We are now ready to perform a spatial intersect. We perform a spatial intersect with the region boundary to speed up the subsequent intersect with the sample locations.

lidar_bbox <- intersect(lidar_bbox, region_boundary)
#> Loading required namespace: rgeos
lidar_sampling_locations <- intersect(lidar_bbox, sampling_locations_polygons)
unique_networkr <- as.character(unique(lidar_sampling_locations$networkr))
plot(lidar_bbox)
plot(lidar_bbox[lidar_bbox$networkr %in% unique_networkr, ], col = "green", add = TRUE)
plot(sampling_locations_polygons, add = TRUE)
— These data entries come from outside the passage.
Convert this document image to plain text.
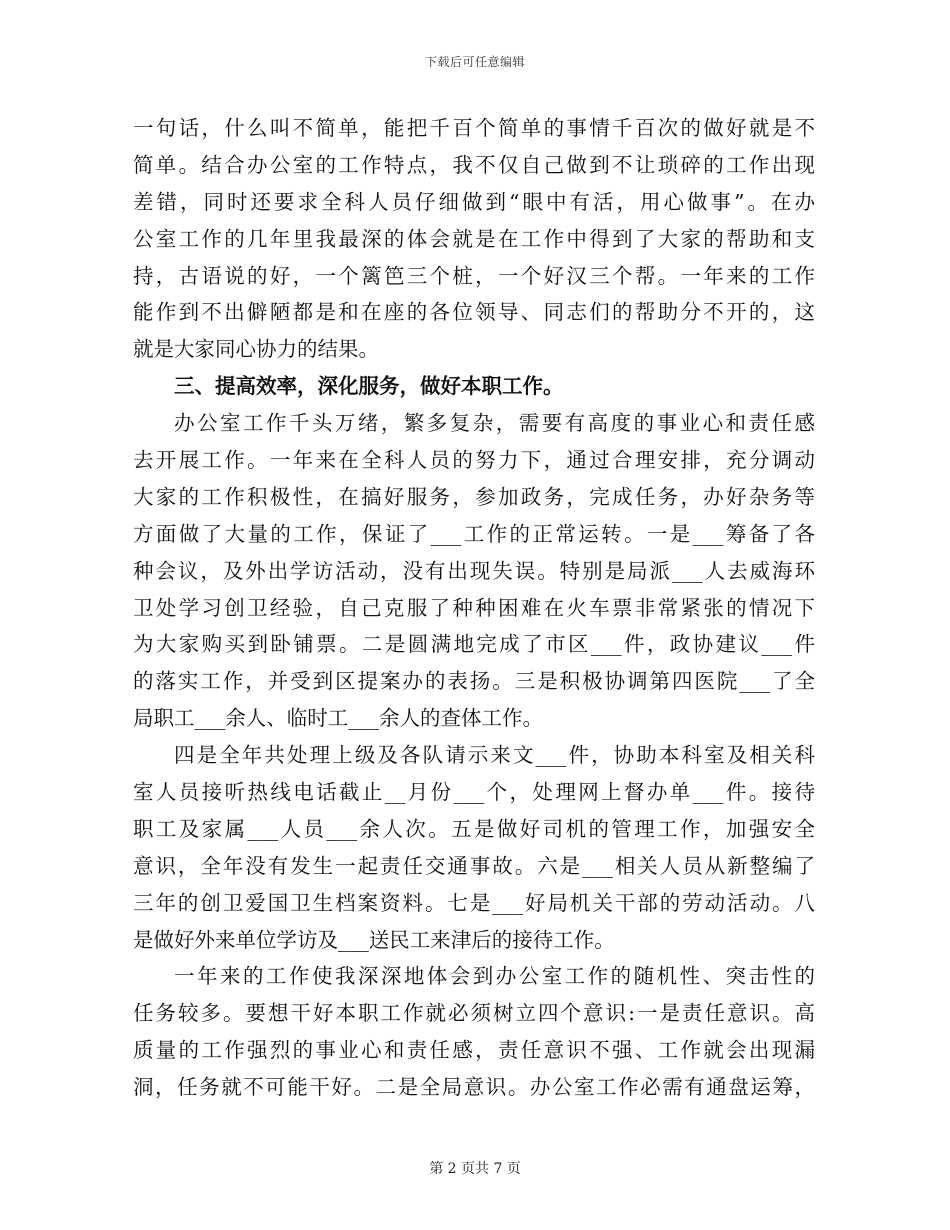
下载后可任意编辑
一句话，什么叫不简单，能把千百个简单的事情千百次的做好就是不
简单。结合办公室的工作特点，我不仅自己做到不让琐碎的工作出现
差错，同时还要求全科人员仔细做到“眼中有活，用心做事”。在办
公室工作的几年里我最深的体会就是在工作中得到了大家的帮助和支
持，古语说的好，一个篱笆三个桩，一个好汉三个帮。一年来的工作
能作到不出僻陋都是和在座的各位领导、同志们的帮助分不开的，这
就是大家同心协力的结果。
三、提高效率，深化服务，做好本职工作。
办公室工作千头万绪，繁多复杂，需要有高度的事业心和责任感
去开展工作。一年来在全科人员的努力下，通过合理安排，充分调动
大家的工作积极性，在搞好服务，参加政务，完成任务，办好杂务等
方面做了大量的工作，保证了___工作的正常运转。一是___筹备了各
种会议，及外出学访活动，没有出现失误。特别是局派___人去威海环
卫处学习创卫经验，自己克服了种种困难在火车票非常紧张的情况下
为大家购买到卧铺票。二是圆满地完成了市区___件，政协建议___件
的落实工作，并受到区提案办的表扬。三是积极协调第四医院___了全
局职工___余人、临时工___余人的查体工作。
四是全年共处理上级及各队请示来文___件，协助本科室及相关科
室人员接听热线电话截止__月份___个，处理网上督办单___件。接待
职工及家属___人员___余人次。五是做好司机的管理工作，加强安全
意识，全年没有发生一起责任交通事故。六是___相关人员从新整编了
三年的创卫爱国卫生档案资料。七是___好局机关干部的劳动活动。八
是做好外来单位学访及___送民工来津后的接待工作。
一年来的工作使我深深地体会到办公室工作的随机性、突击性的
任务较多。要想干好本职工作就必须树立四个意识:一是责任意识。高
质量的工作强烈的事业心和责任感，责任意识不强、工作就会出现漏
洞，任务就不可能干好。二是全局意识。办公室工作必需有通盘运筹，
第 2 页共 7 页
You can note that in the center of the region, two tiles have been selected thanks to the buffering.

Finally, the networkr field of the resulting lidar_sampling_locations holds the URLs of the tiles we need.

head(unique_networkr)
#> [1] "ftp://rockyftp.cr.usgs.gov/vdelivery/Datasets/Staged/Elevation/1m/Projects/CA_FEMA_R9_Mendocino_HF_2017/TIFF/USGS_one_meter_x43y435_CA_FEMA_R9_Mendocino_HF_2017.tif"
#> [2] "ftp://rockyftp.cr.usgs.gov/vdelivery/Datasets/Staged/Elevation/1m/Projects/CA_FEMA_R9_Mendocino_HF_2017/TIFF/USGS_one_meter_x44y431_CA_FEMA_R9_Mendocino_HF_2017.tif"
#> [3] "ftp://rockyftp.cr.usgs.gov/vdelivery/Datasets/Staged/Elevation/1m/Projects/CA_FEMA_R9_Mendocino_HF_2017/TIFF/USGS_one_meter_x45y430_CA_FEMA_R9_Mendocino_HF_2017.tif"
#> [4] "ftp://rockyftp.cr.usgs.gov/vdelivery/Datasets/Staged/Elevation/1m/Projects/CA_FEMA_R9_Mendocino_HF_2017/TIFF/USGS_one_meter_x45y434_CA_FEMA_R9_Mendocino_HF_2017.tif"
#> [5] "ftp://rockyftp.cr.usgs.gov/vdelivery/Datasets/Staged/Elevation/1m/Projects/CA_FEMA_R9_Mendocino_HF_2017/TIFF/USGS_one_meter_x45y437_CA_FEMA_R9_Mendocino_HF_2017.tif"
#> [6] "ftp://rockyftp.cr.usgs.gov/vdelivery/Datasets/Staged/Elevation/1m/Projects/CA_FEMA_R9_Mendocino_HF_2017/TIFF/USGS_one_meter_x46y431_CA_FEMA_R9_Mendocino_HF_2017.tif"

We can use the curl package to download all the files.

for (url in unique_networkr) curl::curl_download(url, file.path("/media/hguillon/UCD eFlow BigData1/", basename(url)))

Finally, the function merge_lidar_rasters(), takes care of creating the mosaic of all the lidar files in a given folder.